The intern experience was very collaborative amidst the team effort to get “The Wild Robot” across the finish line. The directors were excited when content was created and presented to them by production teams, which was very motivating to the different groups.

Johnson said the team had energy and knew it was making something special. He said DreamWorks was one of the best workplaces in terms of culture, and the relationships he built with people was a big leap for him to feel wanted and motivated. 

To score a position as impactful as these DreamWorks positions, the interns said it was very important to network, reach out to people and form meaningful connections.
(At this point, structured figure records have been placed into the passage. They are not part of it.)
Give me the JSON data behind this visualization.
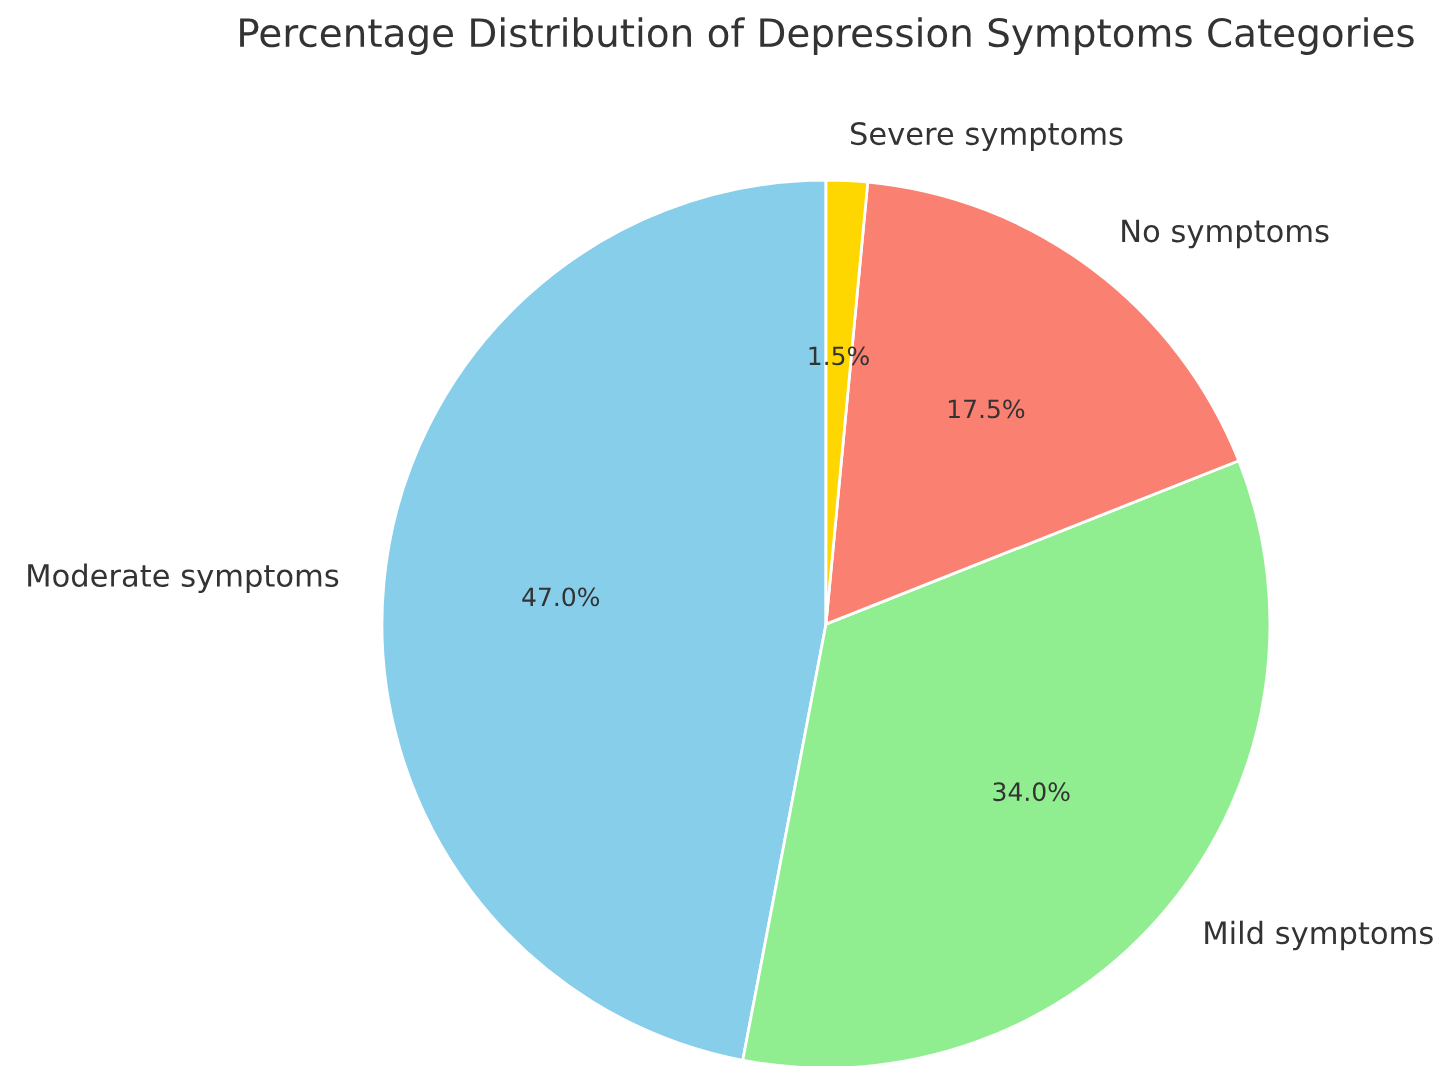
{
  "chart_data": {
    "type": "pie",
    "title": "Percentage Distribution of Depression Symptoms Categories",
    "categories": [
      "Moderate symptoms",
      "Mild symptoms",
      "No symptoms",
      "Severe symptoms"
    ],
    "values": [
      47.0,
      34.0,
      17.5,
      1.5
    ],
    "value_labels": [
      "47.0%",
      "34.0%",
      "17.5%",
      "1.5%"
    ],
    "colors": [
      "#87ceeb",
      "#90ee90",
      "#fa8072",
      "#ffd700"
    ],
    "legend": false
  }
}
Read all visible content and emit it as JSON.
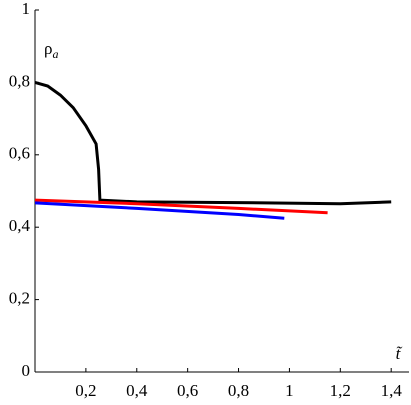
{
  "chart_data": {
    "type": "line",
    "y_label": "ρ",
    "y_label_subscript": "a",
    "x_label": "t̃",
    "xlim": [
      0,
      1.47
    ],
    "ylim": [
      0,
      1
    ],
    "xticks": [
      {
        "value": 0.2,
        "label": "0,2"
      },
      {
        "value": 0.4,
        "label": "0,4"
      },
      {
        "value": 0.6,
        "label": "0,6"
      },
      {
        "value": 0.8,
        "label": "0,8"
      },
      1,
      {
        "value": 1.2,
        "label": "1,2"
      },
      {
        "value": 1.4,
        "label": "1,4"
      }
    ],
    "yticks": [
      0,
      {
        "value": 0.2,
        "label": "0,2"
      },
      {
        "value": 0.4,
        "label": "0,4"
      },
      {
        "value": 0.6,
        "label": "0,6"
      },
      {
        "value": 0.8,
        "label": "0,8"
      },
      1
    ],
    "grid": false,
    "series": [
      {
        "color": "#000000",
        "x": [
          0,
          0.05,
          0.1,
          0.15,
          0.2,
          0.24,
          0.25,
          0.255,
          0.4,
          0.8,
          1.2,
          1.4
        ],
        "values": [
          0.8,
          0.79,
          0.765,
          0.73,
          0.68,
          0.63,
          0.56,
          0.475,
          0.47,
          0.468,
          0.465,
          0.47
        ]
      },
      {
        "color": "#ff0000",
        "x": [
          0,
          0.4,
          0.8,
          1.15
        ],
        "values": [
          0.475,
          0.465,
          0.452,
          0.44
        ]
      },
      {
        "color": "#0000ff",
        "x": [
          0,
          0.4,
          0.8,
          0.98
        ],
        "values": [
          0.467,
          0.452,
          0.435,
          0.425
        ]
      }
    ]
  }
}
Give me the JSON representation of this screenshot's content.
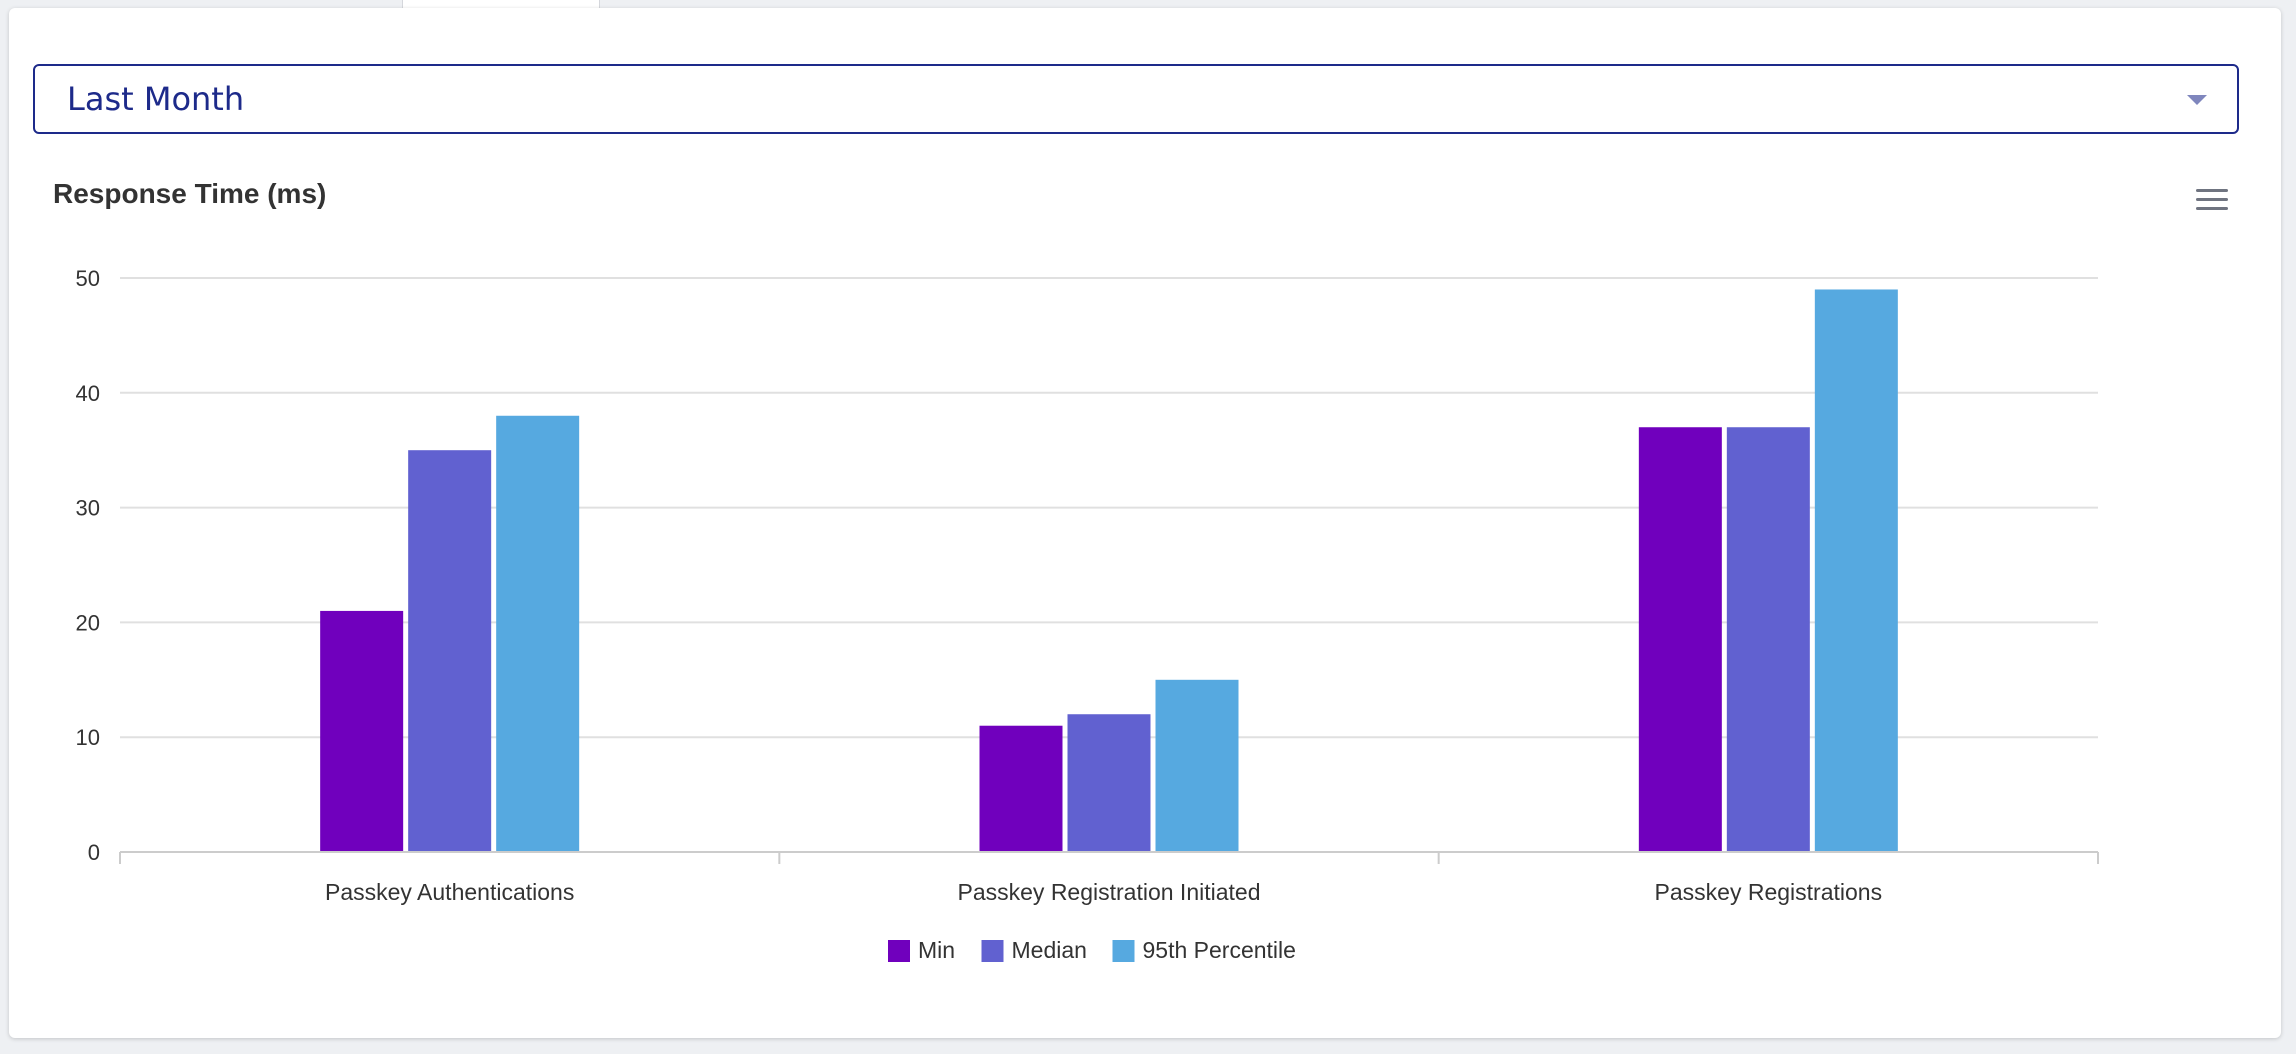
{
  "filter": {
    "selected": "Last Month"
  },
  "chart_data": {
    "type": "bar",
    "title": "Response Time (ms)",
    "xlabel": "",
    "ylabel": "",
    "ylim": [
      0,
      50
    ],
    "yticks": [
      "0",
      "10",
      "20",
      "30",
      "40",
      "50"
    ],
    "grid": true,
    "legend_position": "bottom-center",
    "categories": [
      "Passkey Authentications",
      "Passkey Registration Initiated",
      "Passkey Registrations"
    ],
    "series": [
      {
        "name": "Min",
        "color": "#7000bd",
        "values": [
          21,
          11,
          37
        ]
      },
      {
        "name": "Median",
        "color": "#6161d0",
        "values": [
          35,
          12,
          37
        ]
      },
      {
        "name": "95th Percentile",
        "color": "#56a9e0",
        "values": [
          38,
          15,
          49
        ]
      }
    ]
  },
  "icons": {
    "menu": "hamburger-menu-icon",
    "dropdown": "caret-down-icon"
  }
}
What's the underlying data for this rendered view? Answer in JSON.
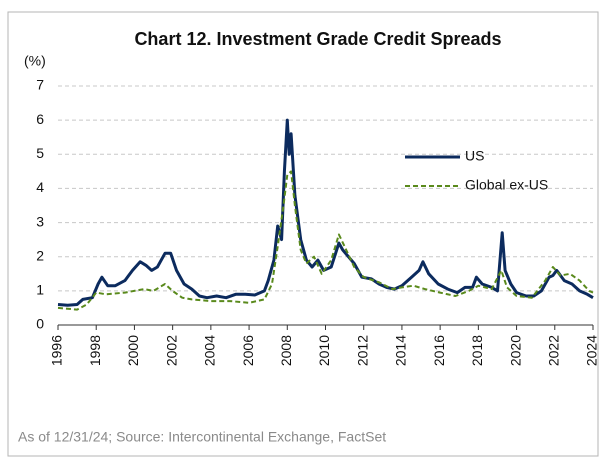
{
  "chart_data": {
    "type": "line",
    "title": "Chart 12. Investment Grade Credit Spreads",
    "y_label": "(%)",
    "note": "As of 12/31/24; Source: Intercontinental Exchange, FactSet",
    "xlim": [
      1996,
      2024
    ],
    "xticks": [
      1996,
      1998,
      2000,
      2002,
      2004,
      2006,
      2008,
      2010,
      2012,
      2014,
      2016,
      2018,
      2020,
      2022,
      2024
    ],
    "ylim": [
      0,
      7
    ],
    "yticks": [
      0,
      1,
      2,
      3,
      4,
      5,
      6,
      7
    ],
    "grid": true,
    "legend": "upper right",
    "series": [
      {
        "name": "US",
        "color": "#0c2b5e",
        "style": "solid",
        "x": [
          1996,
          1996.5,
          1997,
          1997.3,
          1997.8,
          1998.1,
          1998.3,
          1998.6,
          1999.0,
          1999.5,
          1999.9,
          2000.3,
          2000.6,
          2000.9,
          2001.2,
          2001.6,
          2001.9,
          2002.2,
          2002.6,
          2003.0,
          2003.4,
          2003.8,
          2004.3,
          2004.8,
          2005.3,
          2005.8,
          2006.3,
          2006.8,
          2007.0,
          2007.3,
          2007.5,
          2007.7,
          2007.85,
          2008.0,
          2008.1,
          2008.2,
          2008.4,
          2008.7,
          2009.0,
          2009.3,
          2009.6,
          2009.9,
          2010.3,
          2010.7,
          2010.9,
          2011.2,
          2011.5,
          2011.9,
          2012.4,
          2012.8,
          2013.2,
          2013.6,
          2014.0,
          2014.5,
          2014.9,
          2015.1,
          2015.4,
          2015.9,
          2016.4,
          2016.9,
          2017.3,
          2017.7,
          2017.9,
          2018.2,
          2018.7,
          2019.0,
          2019.25,
          2019.4,
          2019.7,
          2020.0,
          2020.5,
          2020.9,
          2021.3,
          2021.7,
          2021.9,
          2022.1,
          2022.5,
          2022.9,
          2023.3,
          2023.7,
          2024.0
        ],
        "values": [
          0.6,
          0.58,
          0.6,
          0.75,
          0.8,
          1.2,
          1.4,
          1.15,
          1.15,
          1.3,
          1.6,
          1.85,
          1.75,
          1.6,
          1.7,
          2.1,
          2.1,
          1.6,
          1.2,
          1.05,
          0.85,
          0.8,
          0.85,
          0.8,
          0.9,
          0.9,
          0.88,
          1.0,
          1.3,
          1.9,
          2.9,
          2.5,
          4.5,
          6.0,
          5.0,
          5.6,
          3.8,
          2.5,
          1.9,
          1.7,
          1.9,
          1.6,
          1.7,
          2.4,
          2.2,
          2.0,
          1.8,
          1.4,
          1.35,
          1.2,
          1.1,
          1.05,
          1.15,
          1.4,
          1.6,
          1.85,
          1.5,
          1.2,
          1.05,
          0.95,
          1.1,
          1.1,
          1.4,
          1.2,
          1.1,
          1.0,
          2.7,
          1.6,
          1.2,
          0.95,
          0.85,
          0.85,
          1.0,
          1.4,
          1.45,
          1.6,
          1.3,
          1.2,
          1.0,
          0.9,
          0.8
        ]
      },
      {
        "name": "Global ex-US",
        "color": "#5a8a1c",
        "style": "dashed",
        "x": [
          1996,
          1997,
          1997.5,
          1998,
          1998.5,
          1999.5,
          2000.5,
          2001,
          2001.6,
          2002,
          2002.5,
          2003,
          2004,
          2005,
          2006,
          2006.8,
          2007.2,
          2007.5,
          2007.8,
          2008.0,
          2008.2,
          2008.4,
          2008.7,
          2009.0,
          2009.4,
          2009.8,
          2010.3,
          2010.7,
          2011.0,
          2011.5,
          2012,
          2012.8,
          2013.5,
          2014,
          2014.6,
          2015.2,
          2016,
          2016.8,
          2017.5,
          2018,
          2018.7,
          2019.2,
          2019.5,
          2020,
          2020.8,
          2021.5,
          2021.9,
          2022.3,
          2022.8,
          2023.3,
          2023.8,
          2024
        ],
        "values": [
          0.5,
          0.45,
          0.6,
          0.95,
          0.9,
          0.95,
          1.05,
          1.0,
          1.2,
          1.0,
          0.8,
          0.75,
          0.7,
          0.7,
          0.65,
          0.75,
          1.2,
          2.3,
          3.5,
          4.4,
          4.5,
          3.5,
          2.2,
          1.8,
          2.0,
          1.5,
          1.9,
          2.65,
          2.3,
          1.7,
          1.4,
          1.25,
          1.05,
          1.1,
          1.15,
          1.05,
          0.95,
          0.85,
          1.0,
          1.15,
          1.05,
          1.6,
          1.1,
          0.85,
          0.8,
          1.3,
          1.7,
          1.45,
          1.5,
          1.3,
          1.0,
          0.95
        ]
      }
    ]
  }
}
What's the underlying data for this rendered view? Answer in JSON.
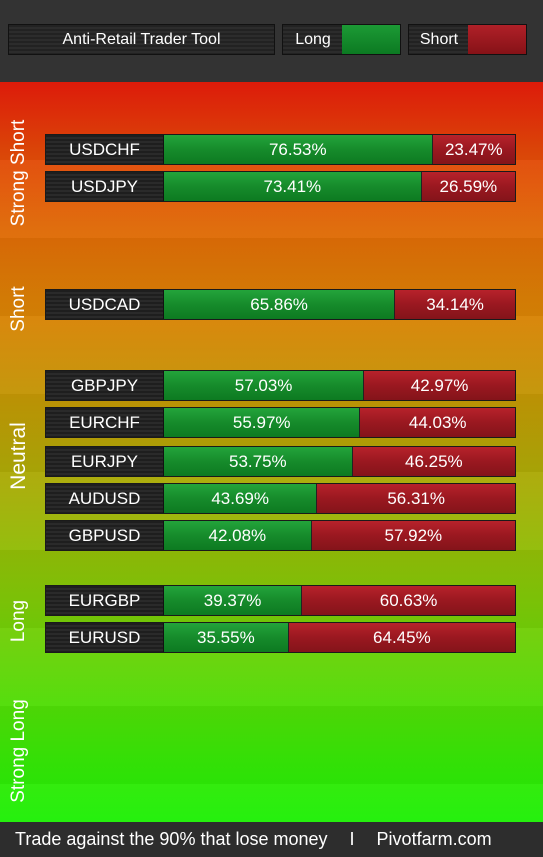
{
  "header": {
    "title": "Anti-Retail Trader Tool",
    "legend_long_label": "Long",
    "legend_short_label": "Short",
    "long_color": "#168b2b",
    "short_color": "#9a1820"
  },
  "zones": {
    "strong_short": "Strong Short",
    "short": "Short",
    "neutral": "Neutral",
    "long": "Long",
    "strong_long": "Strong Long"
  },
  "rows": [
    {
      "pair": "USDCHF",
      "long_pct": 76.53,
      "long_label": "76.53%",
      "short_label": "23.47%"
    },
    {
      "pair": "USDJPY",
      "long_pct": 73.41,
      "long_label": "73.41%",
      "short_label": "26.59%"
    },
    {
      "pair": "USDCAD",
      "long_pct": 65.86,
      "long_label": "65.86%",
      "short_label": "34.14%"
    },
    {
      "pair": "GBPJPY",
      "long_pct": 57.03,
      "long_label": "57.03%",
      "short_label": "42.97%"
    },
    {
      "pair": "EURCHF",
      "long_pct": 55.97,
      "long_label": "55.97%",
      "short_label": "44.03%"
    },
    {
      "pair": "EURJPY",
      "long_pct": 53.75,
      "long_label": "53.75%",
      "short_label": "46.25%"
    },
    {
      "pair": "AUDUSD",
      "long_pct": 43.69,
      "long_label": "43.69%",
      "short_label": "56.31%"
    },
    {
      "pair": "GBPUSD",
      "long_pct": 42.08,
      "long_label": "42.08%",
      "short_label": "57.92%"
    },
    {
      "pair": "EURGBP",
      "long_pct": 39.37,
      "long_label": "39.37%",
      "short_label": "60.63%"
    },
    {
      "pair": "EURUSD",
      "long_pct": 35.55,
      "long_label": "35.55%",
      "short_label": "64.45%"
    }
  ],
  "footer": {
    "tagline": "Trade against the 90% that lose money",
    "separator": "I",
    "site": "Pivotfarm.com"
  }
}
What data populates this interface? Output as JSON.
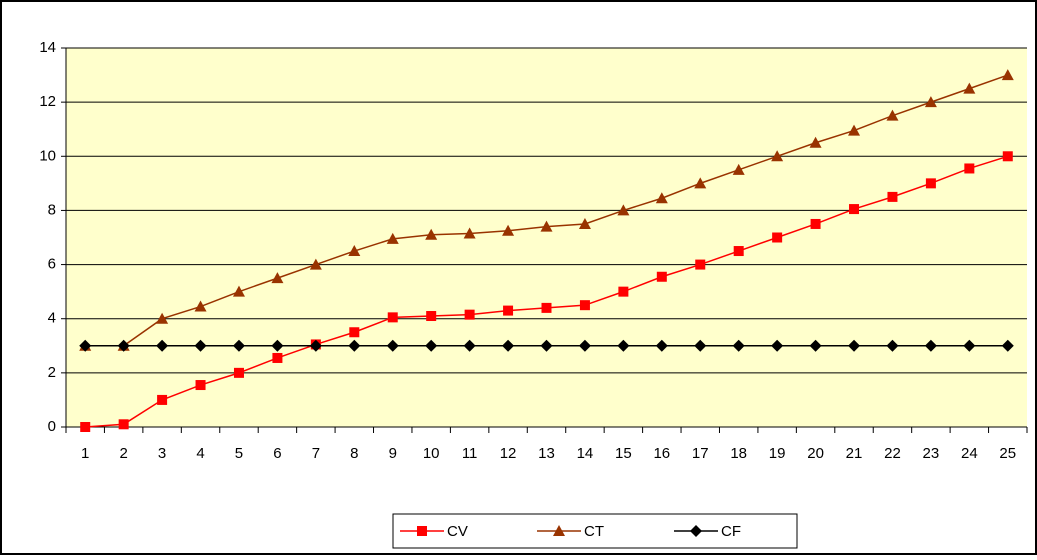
{
  "chart_data": {
    "type": "line",
    "categories": [
      "1",
      "2",
      "3",
      "4",
      "5",
      "6",
      "7",
      "8",
      "9",
      "10",
      "11",
      "12",
      "13",
      "14",
      "15",
      "16",
      "17",
      "18",
      "19",
      "20",
      "21",
      "22",
      "23",
      "24",
      "25"
    ],
    "series": [
      {
        "name": "CV",
        "color": "#ff0000",
        "marker": "square",
        "values": [
          0,
          0.1,
          1,
          1.55,
          2,
          2.55,
          3.05,
          3.5,
          4.05,
          4.1,
          4.15,
          4.3,
          4.4,
          4.5,
          5,
          5.55,
          6,
          6.5,
          7,
          7.5,
          8.05,
          8.5,
          9,
          9.55,
          10
        ]
      },
      {
        "name": "CT",
        "color": "#993300",
        "marker": "triangle",
        "values": [
          3,
          3,
          4,
          4.45,
          5,
          5.5,
          6,
          6.5,
          6.95,
          7.1,
          7.15,
          7.25,
          7.4,
          7.5,
          8,
          8.45,
          9,
          9.5,
          10,
          10.5,
          10.95,
          11.5,
          12,
          12.5,
          13
        ]
      },
      {
        "name": "CF",
        "color": "#000000",
        "marker": "diamond",
        "values": [
          3,
          3,
          3,
          3,
          3,
          3,
          3,
          3,
          3,
          3,
          3,
          3,
          3,
          3,
          3,
          3,
          3,
          3,
          3,
          3,
          3,
          3,
          3,
          3,
          3
        ]
      }
    ],
    "ylim": [
      0,
      14
    ],
    "yticks": [
      0,
      2,
      4,
      6,
      8,
      10,
      12,
      14
    ],
    "grid": true,
    "legend": "bottom",
    "plot_background": "#ffffcc"
  }
}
This helped create an A&M pipeline for future opportunities. 

“Be good at working with other people and be flexible,” Keniston said. “Feedback is the fastest way to go and getting the job is 60 percent networking and 40 percent talent.”

Kerrigan said the Aggie Network is something people should take advantage of. Most A&M graduates understand where students come from, and they want to help and connect them to mentors, Kerrigan said. 

“Working on this movie was an absolute blessing and gift, and it’s an indescribable feeling I would not have been able to feel if it wasn’t for the connections through A&M,” Kerrigan said. “I really want people to know how much work the artists and employees put into this piece of art.”